Der Unterschied in Stil und Form zwischen Präsident Medwedjew und Premier Putin ist augenfällig. Hier der verständige, erklärungsfreudige, nüchterne Medwedjew, dort ein aggressiver, bärbeißiger Putin. Ist die Arbeitsteilung gezielt?
Anfangs vermuteten wir, die Doppelführung werde nicht lange durchhalten. Das Tandem handelt aber geschlossen, zumindest erkenne ich keine nennenswerten Risse. Es sieht nach bewusster Arbeitsteilung aus, die sich auf Äußerlichkeiten beschränkt. Kollegen aus der Menschenrechtsbewegung haben dem Kreml Dutzende vernünftige Vorschläge eingereicht. Die Papiere kommen kommentarlos zurück, als hätten sie den Präsidenten nie erreicht.

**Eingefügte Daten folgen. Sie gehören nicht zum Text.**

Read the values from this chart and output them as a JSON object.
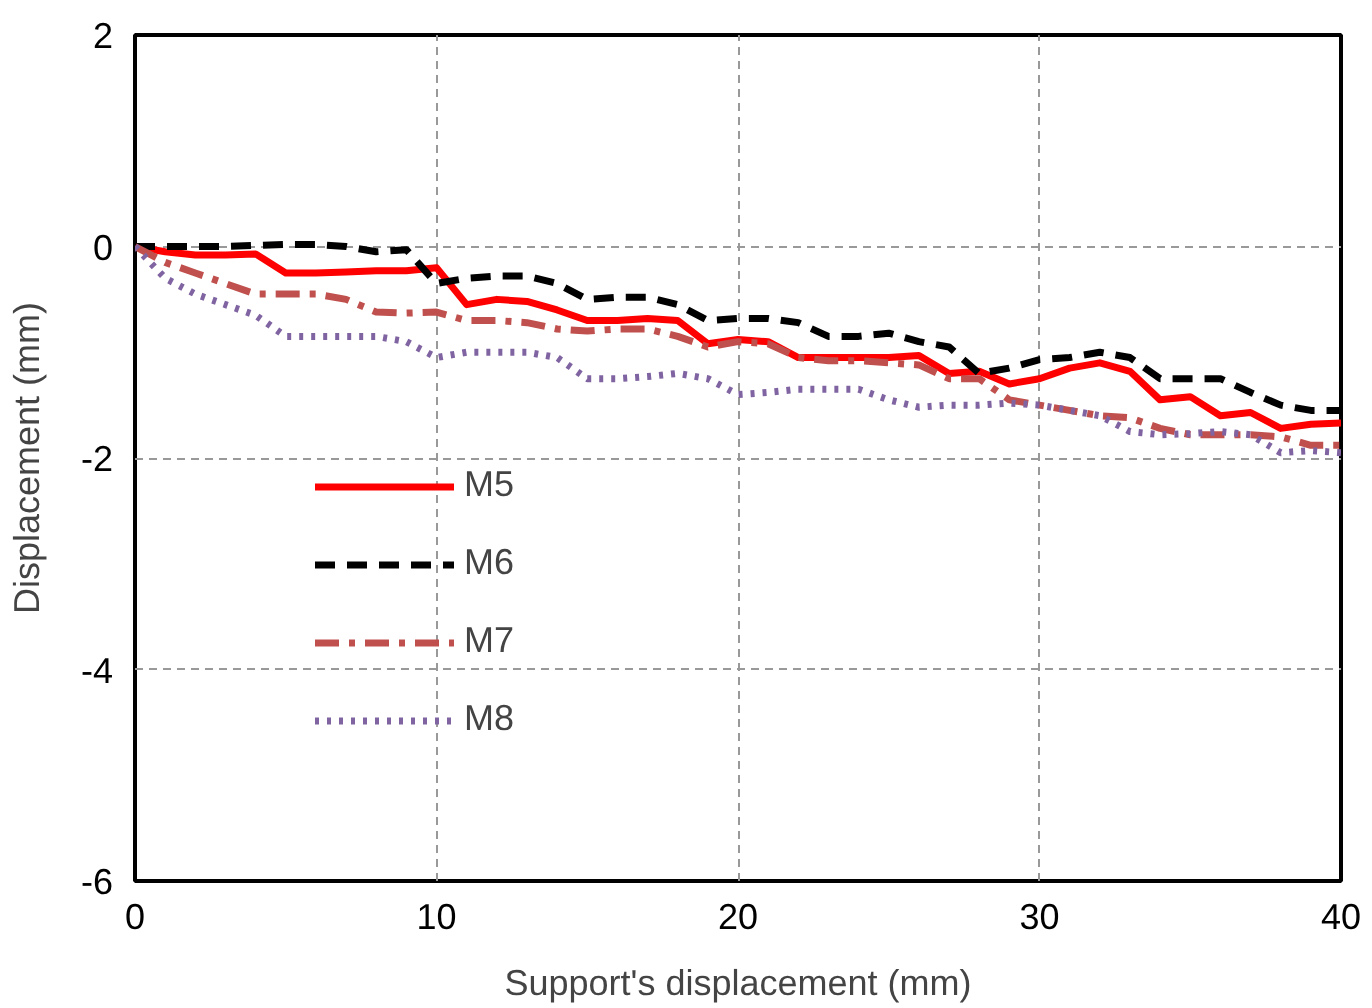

Medwedjew gab der oppositionellen Zeitung Nowaja Gaseta ein Interview. Ein Novum in Putins Russland.
Die Sache als solche ist positiv. Nur sagte er in dem Gespräch nichts Besonderes und wich klaren Antworten aus. Selbstverständlich ist Medwedjew im Auftreten ein angenehmerer Zeitgenosse als ein wütende Grimassen ziehender Putin. Bedauerlich ist nur: Es bleibt bei Worten. Wenn Medwedjew meint, "Freiheit ist besser als Unfreiheit", so klingt das freundlicher als Putins Drohung, Gegner "auf dem Klosett zu vernichten". Die Rhetorik stimmt, aber Verfolgung und totale Überwachung von Oppositionellen gehen weiter. Fast alle Demonstrationen werden verboten. Außenpolitisch tritt der Präsident moderater auf, aber er unterscheidet sich in der Stoßrichtung nicht von seinem Vorgänger.
Sie haben vor Kurzem die oppositionelle Bewegung Solidarnost mitgegründet. Machen Menschenrechtler jetzt Politik?
Die liberalen Politiker sind von der politischen Bühne verschwunden. Menschenrechtler müssen sich jetzt in die Politik einmischen, wenn nicht auch noch die Reste einer Gegenöffentlichkeit wegbrechen sollen.